In the last ten years, a wide range of static analysis tools have emerged, some of which are currently in industrial use or are well beyond the advanced prototype level. Many impressive practical results have been obtained, which allow complex properties be proved or checked in a fully or semi automatic way, even in the context of complex software developments. In parallel, the techniques to design and implement static analysis tools have improved significantly. This workshop is intended to promote discussions between specialists in all areas of program analysis and program analyzers implementation and static analysis tools users.
The programme for TAPAS 2010 will consist of invited lectures followed by discussions.
|09:15-10:00||Freedom Before Commitment – A Lightweight Type System for Object Initialization. Peter Mueller.|
|11:15-12:00||Code Verification with Polyspace: an Overview. Mathias Peron.|
|13:30-14:15||Do-it-all object invariants in VCC: data-structures, concurrency, and secrecy. Michal Moskal.|
|14:15-15:00||Challenges of Software Verification in Industry. Franjo Ivancic.|
Challenges of Software Verification in Industry
Franjo Ivancic, NEC Labs, USA
The recent rapid increase of software in embedded systems has caused system dependability issues. This talk focuses on our effort to utilize software verification inside NEC to improve the quality of software. First, we give a brief overview of the F-Soft software verification platform, which combines abstract interpretation and bounded model checking. Then, we address the practical challenges we face to utilize Varvel, an internal product based on F-Soft, on industry software. The talk concludes with a number of lessons that we have learned in this effort.

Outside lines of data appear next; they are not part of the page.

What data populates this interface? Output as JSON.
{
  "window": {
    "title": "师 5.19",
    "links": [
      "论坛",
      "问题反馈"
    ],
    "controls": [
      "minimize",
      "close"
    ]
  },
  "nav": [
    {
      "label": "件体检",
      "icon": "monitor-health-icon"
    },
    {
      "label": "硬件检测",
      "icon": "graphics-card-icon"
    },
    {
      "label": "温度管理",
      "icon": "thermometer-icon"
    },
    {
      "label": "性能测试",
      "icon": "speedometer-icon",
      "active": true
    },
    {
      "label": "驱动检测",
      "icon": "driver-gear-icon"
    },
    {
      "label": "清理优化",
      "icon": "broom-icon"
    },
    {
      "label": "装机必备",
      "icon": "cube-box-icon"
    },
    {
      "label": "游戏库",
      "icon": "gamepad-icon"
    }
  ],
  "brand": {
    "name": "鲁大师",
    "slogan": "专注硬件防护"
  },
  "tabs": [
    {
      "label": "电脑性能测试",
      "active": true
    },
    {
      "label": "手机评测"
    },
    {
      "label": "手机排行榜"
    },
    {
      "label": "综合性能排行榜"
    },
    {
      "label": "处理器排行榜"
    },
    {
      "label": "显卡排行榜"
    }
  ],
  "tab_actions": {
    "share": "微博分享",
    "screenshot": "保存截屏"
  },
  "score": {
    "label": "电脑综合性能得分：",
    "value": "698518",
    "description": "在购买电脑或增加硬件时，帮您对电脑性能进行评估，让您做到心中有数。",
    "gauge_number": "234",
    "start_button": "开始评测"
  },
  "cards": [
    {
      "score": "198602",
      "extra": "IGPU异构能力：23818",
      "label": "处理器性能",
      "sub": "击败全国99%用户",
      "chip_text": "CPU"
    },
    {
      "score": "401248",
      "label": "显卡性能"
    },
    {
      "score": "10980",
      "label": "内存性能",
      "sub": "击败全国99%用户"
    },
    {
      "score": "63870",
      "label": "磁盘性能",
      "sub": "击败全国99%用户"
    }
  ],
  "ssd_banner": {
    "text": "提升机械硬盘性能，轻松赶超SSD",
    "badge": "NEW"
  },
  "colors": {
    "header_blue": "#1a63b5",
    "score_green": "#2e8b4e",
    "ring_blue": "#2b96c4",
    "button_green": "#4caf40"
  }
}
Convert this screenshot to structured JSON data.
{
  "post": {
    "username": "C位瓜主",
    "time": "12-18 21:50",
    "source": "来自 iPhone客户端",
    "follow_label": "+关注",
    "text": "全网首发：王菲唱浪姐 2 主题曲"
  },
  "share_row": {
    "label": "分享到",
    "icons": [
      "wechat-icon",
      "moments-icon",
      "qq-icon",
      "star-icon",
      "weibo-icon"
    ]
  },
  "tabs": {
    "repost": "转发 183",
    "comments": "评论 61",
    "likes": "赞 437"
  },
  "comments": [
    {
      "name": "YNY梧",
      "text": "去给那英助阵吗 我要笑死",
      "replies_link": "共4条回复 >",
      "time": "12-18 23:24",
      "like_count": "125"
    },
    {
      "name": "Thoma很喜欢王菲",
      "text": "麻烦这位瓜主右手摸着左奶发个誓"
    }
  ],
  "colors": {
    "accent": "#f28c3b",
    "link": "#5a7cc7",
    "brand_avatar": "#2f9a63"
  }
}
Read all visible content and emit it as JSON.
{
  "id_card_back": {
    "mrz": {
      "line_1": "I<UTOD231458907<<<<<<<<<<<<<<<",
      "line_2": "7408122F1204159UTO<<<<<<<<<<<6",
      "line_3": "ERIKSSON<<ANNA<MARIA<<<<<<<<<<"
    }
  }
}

Anders Moeller, Aarhus University, Denmark
Do-it-all object invariants in VCC: data-structures, concurrency, and secrecy.
Michal Moskal, Microsoft Research, Redmond, USA
I'm going to talk about using VCC to prove functional properties of data structures, tricky concurrency primitive implementations, and even proving cryptographic secrecy, all using object invariants, with a bit of ghost code, induction and data types.
VCC is an industrial-strength verification environment for low-level concurrent systems code written in C. VCC takes a program (annotated with function contracts, state assertions, and type invariants) and attempts to prove the correctness of these annotations. VCC's verification methodology allows global two-state invariants that restrict update of shared state and enforces simple, semantic conditions sufficient for checking those global invariants modularly. VCC works by translating C, via the Boogie intermediate verification language, to verification conditions handled by the Z3 SMT solver. The environment includes tools for monitoring proof attempts and constructing partial counterexample executions for failed proofs and has been used to verify functional correctness of tens of thousands of lines of Microsoft's Hyper-V virtualization platform and of SYSGO's embedded real-time operating system PikeOS.
VCC is available with sources (for non-commercial use) at http://vcc.codeplex.com/
Freedom Before Commitment – A Lightweight Type System for Object Initialization
Peter Mueller, ETH Zurich, Switzerland
One of the main purposes of object initialization is to establish invariants such as a field being non-null or an immutable data structure containing specific values. These invariants are then implicitly assumed by the rest of the implementation, for instance, to ensure that a field may be safely dereferenced or that immutable data may be accessed concurrently. Consequently, letting an object escape from its constructor is dangerous; the escaping object might not yet satisfy its invariants, which may lead to errors in code that relies on them. Nevertheless, preventing objects entirely from escaping from their constructors is too restrictive; it is often useful to call auxiliary methods on the object under initialization or to pass it to another constructor to set up mutually-recursive structures.
This talk presents a type system that tracks which objects are fully initialized and which are still under initialization. The type system can be used to prevent objects from escaping, but also to allow safe escaping by making explicit, which objects might not yet satisfy their invariants. We designed, formalized, and implemented our type system as an extension to a non-null type system, but it is not limited to this application. Our system is conceptually simple and requires little annotation overhead; it is sound and sufficiently expressive for many common programming idioms. Therefore, we believe it to be suitable for mainstream use.
Code Verification with Polyspace: an Overview
Mathias Peron, Polyspace, Math Works, France
Since 1999, Polyspace provides a code verifier of C, C++ and ADA code, based on abstract interpretation. It aims at proving the absence of a large class of runtime errors and is meant to be used by any developer. In a first part, we will explain how Polyspace delivers the static analysis results to the user, reviewing some of our main functional design choices. We will present Polyspace's workflow, notably how we help the user to quickly detect defects, and monitor the quality of several software in time, thanks to Polyspace Metrics. Finally, we will briefly show how Polyspace is now used by Simulink to verify models. In a second part, we will give insights how Polyspace is developed and validated, an important point notably for certification. The presentation will be scattered with demos.